Signing checks made out to your kids
It would seem fine to endorse the back of those birthday checks grandma sends your 5-year-old (or younger) child. And what about checks made out to college co-eds who are away from home but need some dough deposited into their bank account?
Why it matters: Mitchell D. Weiss, professor of finance at the University of Hartford Barney School of Business in Connecticut says signing your kid’s name on the back of a check is usually OK if the child is a minor, and you’re depositing the check into the child’s personal account. However, if you plan on depositing the check into an account that’s not in the child’s name or that the child is a joint account holder, then you’re crossing the line from legal to fraud.
If your child is older than 18, forget about it. “Unless you have a power of attorney to endorse checks made out to your adult child, you and the bank into which you deposited the money is at risk for the check not being paid, should the child or whomever wrote the check to the child take issue with your action,” says Weiss.
Credit card purchases
You don’t feel like going to pick up the pizza, so you hand over your credit card to your boyfriend or sister who offered to fly if you’ll buy. Or you forgot your credit card, so your kindhearted hubby hands you one of his cards — from an account in his name only — for you to swipe at checkout.
Why it matters: Only owners and co-owners of credit card accounts should use their cards. Natalie Brown of Wells Fargo Consumer Lending says, generally speaking, credit cards should only be used by the individual whose name is on the front of the card. “If a cardholder would like to give a spouse or significant other, care giver, child, etc., authority to use the card, they should do so by either making them an authorized user or by making them a joint owner,” she says.
If you sign someone else’s name for a credit card purchase, the card issuer could deny the charge because technically it’s fraud. And a cardholder could attempt to dispute the charge as being fraud since the cardholder didn’t sign for the purchase.
Most card issuers have simple procedures for adding users to an account. However, Brown says, once a cardholder makes another individual an authorized user, the original cardholder is liable for all charges made by the authorized user. “Making someone a joint owner of the credit account requires the same note of caution because when two people own the account, each cardholder is jointly and individually responsible for all charges made on the account.”
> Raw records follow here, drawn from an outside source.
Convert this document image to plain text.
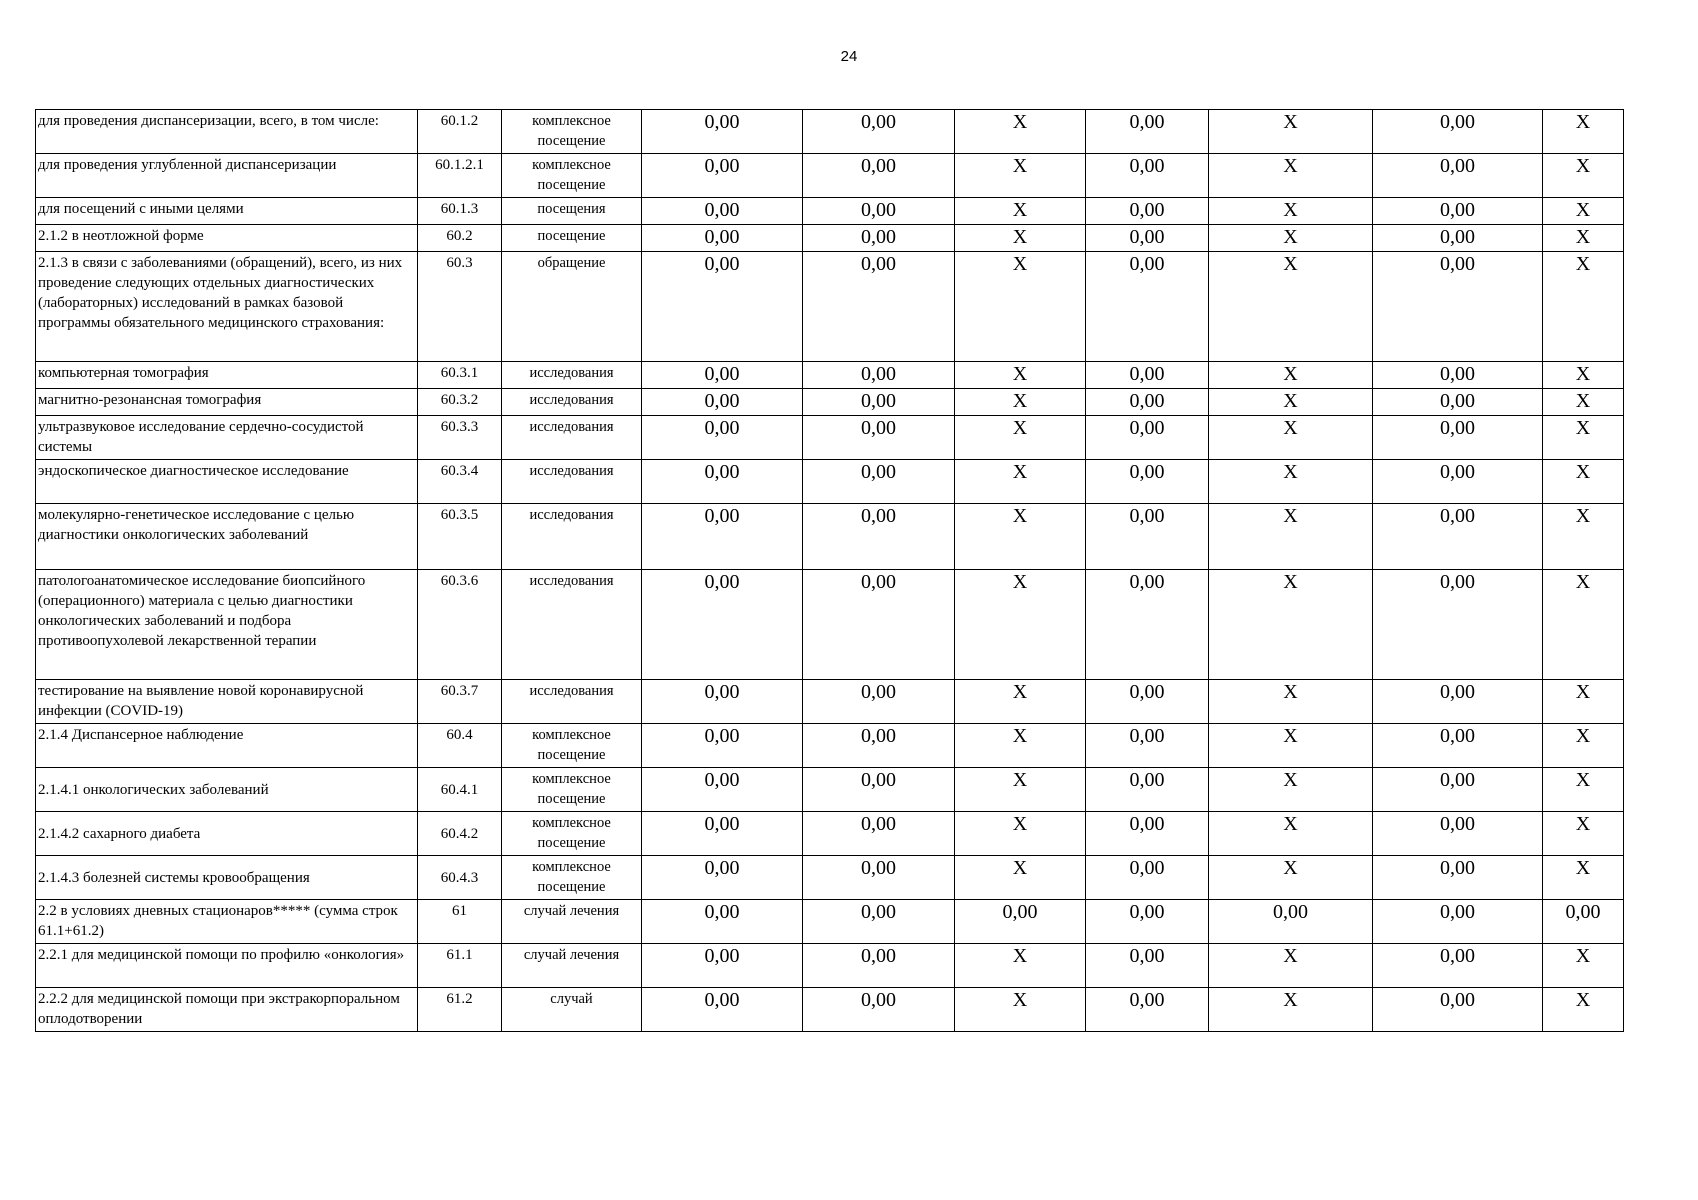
24
для проведения диспансеризации, всего, в том числе:	60.1.2	комплексное посещение	0,00	0,00	X	0,00	X	0,00	X
для проведения углубленной диспансеризации	60.1.2.1	комплексное посещение	0,00	0,00	X	0,00	X	0,00	X
для посещений с иными целями	60.1.3	посещения	0,00	0,00	X	0,00	X	0,00	X
2.1.2 в неотложной форме	60.2	посещение	0,00	0,00	X	0,00	X	0,00	X
2.1.3 в связи с заболеваниями (обращений), всего, из них проведение следующих отдельных диагностических (лабораторных) исследований в рамках базовой программы обязательного медицинского страхования:	60.3	обращение	0,00	0,00	X	0,00	X	0,00	X
компьютерная томография	60.3.1	исследования	0,00	0,00	X	0,00	X	0,00	X
магнитно-резонансная томография	60.3.2	исследования	0,00	0,00	X	0,00	X	0,00	X
ультразвуковое исследование сердечно-сосудистой системы	60.3.3	исследования	0,00	0,00	X	0,00	X	0,00	X
эндоскопическое диагностическое исследование	60.3.4	исследования	0,00	0,00	X	0,00	X	0,00	X
молекулярно-генетическое исследование с целью диагностики онкологических заболеваний	60.3.5	исследования	0,00	0,00	X	0,00	X	0,00	X
патологоанатомическое исследование биопсийного (операционного) материала с целью диагностики онкологических заболеваний и подбора противоопухолевой лекарственной терапии	60.3.6	исследования	0,00	0,00	X	0,00	X	0,00	X
тестирование на выявление новой коронавирусной инфекции (COVID-19)	60.3.7	исследования	0,00	0,00	X	0,00	X	0,00	X
2.1.4 Диспансерное наблюдение	60.4	комплексное посещение	0,00	0,00	X	0,00	X	0,00	X
2.1.4.1 онкологических заболеваний	60.4.1	комплексное посещение	0,00	0,00	X	0,00	X	0,00	X
2.1.4.2 сахарного диабета	60.4.2	комплексное посещение	0,00	0,00	X	0,00	X	0,00	X
2.1.4.3 болезней системы кровообращения	60.4.3	комплексное посещение	0,00	0,00	X	0,00	X	0,00	X
2.2 в условиях дневных стационаров***** (сумма строк 61.1+61.2)	61	случай лечения	0,00	0,00	0,00	0,00	0,00	0,00	0,00
2.2.1 для медицинской помощи по профилю «онкология»	61.1	случай лечения	0,00	0,00	X	0,00	X	0,00	X
2.2.2 для медицинской помощи при экстракорпоральном оплодотворении	61.2	случай	0,00	0,00	X	0,00	X	0,00	X
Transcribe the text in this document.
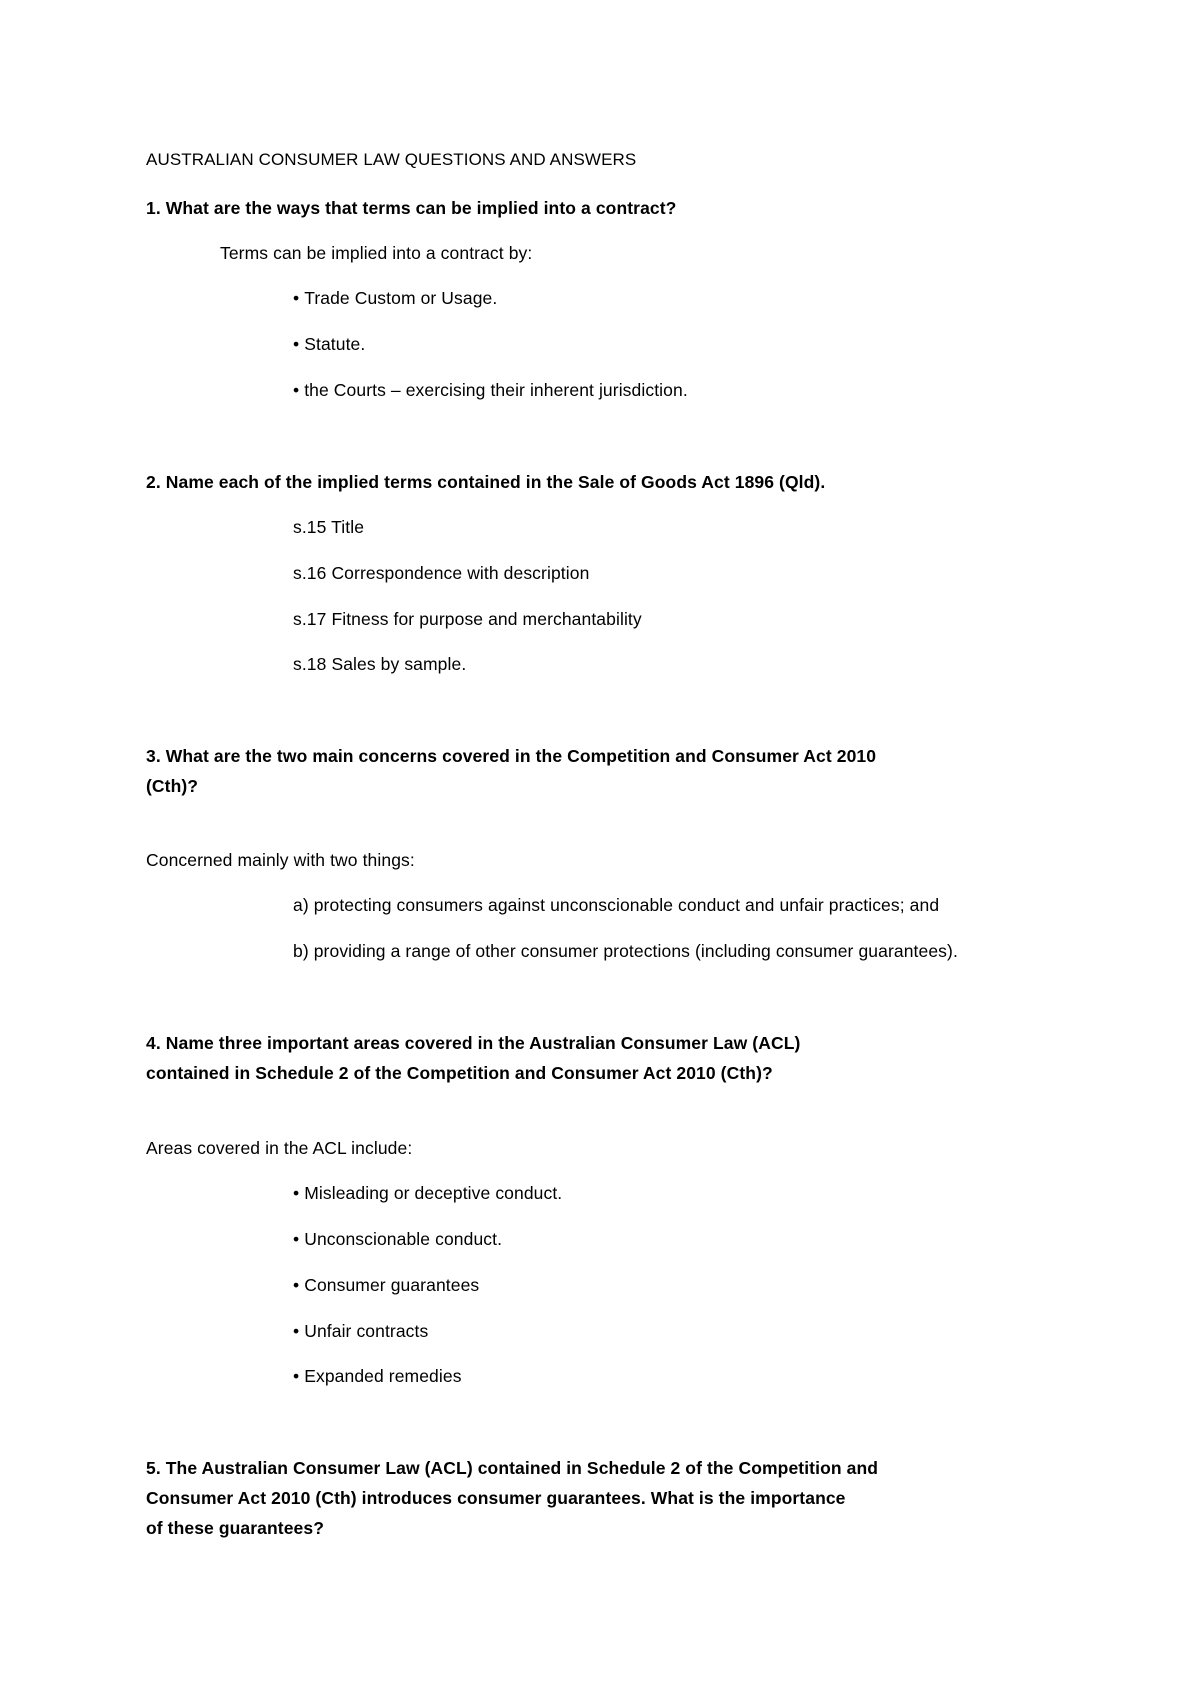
AUSTRALIAN CONSUMER LAW QUESTIONS AND ANSWERS
1. What are the ways that terms can be implied into a contract?
Terms can be implied into a contract by:
• Trade Custom or Usage.
• Statute.
• the Courts – exercising their inherent jurisdiction.
2. Name each of the implied terms contained in the Sale of Goods Act 1896 (Qld).
s.15 Title
s.16 Correspondence with description
s.17 Fitness for purpose and merchantability
s.18 Sales by sample.
3. What are the two main concerns covered in the Competition and Consumer Act 2010
(Cth)?
Concerned mainly with two things:
a) protecting consumers against unconscionable conduct and unfair practices; and
b) providing a range of other consumer protections (including consumer guarantees).
4. Name three important areas covered in the Australian Consumer Law (ACL)
contained in Schedule 2 of the Competition and Consumer Act 2010 (Cth)?
Areas covered in the ACL include:
• Misleading or deceptive conduct.
• Unconscionable conduct.
• Consumer guarantees
• Unfair contracts
• Expanded remedies
5. The Australian Consumer Law (ACL) contained in Schedule 2 of the Competition and
Consumer Act 2010 (Cth) introduces consumer guarantees. What is the importance
of these guarantees?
Potential fraud not only concerns where you sign, but in what color ink you sign with. Long gone are the days when blue, red and black were the only options for your ballpoint pens. Sparkly and gel ink and colors of every hue found on the rainbow are at your disposal. While those funky inks are fun on birthday cards, grocery lists and desk pad doodles, they might not be suitable for financial documents.
Why it matters: If you sign a credit card application in black ink, its authentication could be challenged, says Jim Angleton, president of Aegis, a corporate prepaid debit and charge card issuer. “If you’re applying in person, you might be asked to sign in another color ink. We advise signers of our documents to use blue ink to provide contrast to our applications and for the future if there are ID issues.” That’s because black is the most popular printer color and Angleton says that makes black the easiest color to be copy and pasted via home software and printers.
Endorsing the back of a check in red ink could cause the check to be null and void. Red is also problematic if you’re filling out a credit card application. “Since the Cold War era, red has long been considered a warning color,” says Angleton. In the past, bank proofers who verified signatures would routinely circle the check signature using a red pen if they doubted the signature’s validity. “Some of the mentality that red is the color of warning still exists today,” says Angleton.
“Ironically, hot colors like pink, lime green, etc., on checks are generally accepted by banks,” says Angleton. “The never-use colors are red, white, silver and gold. While the color of choice is always black, and blue is the all time favorite.”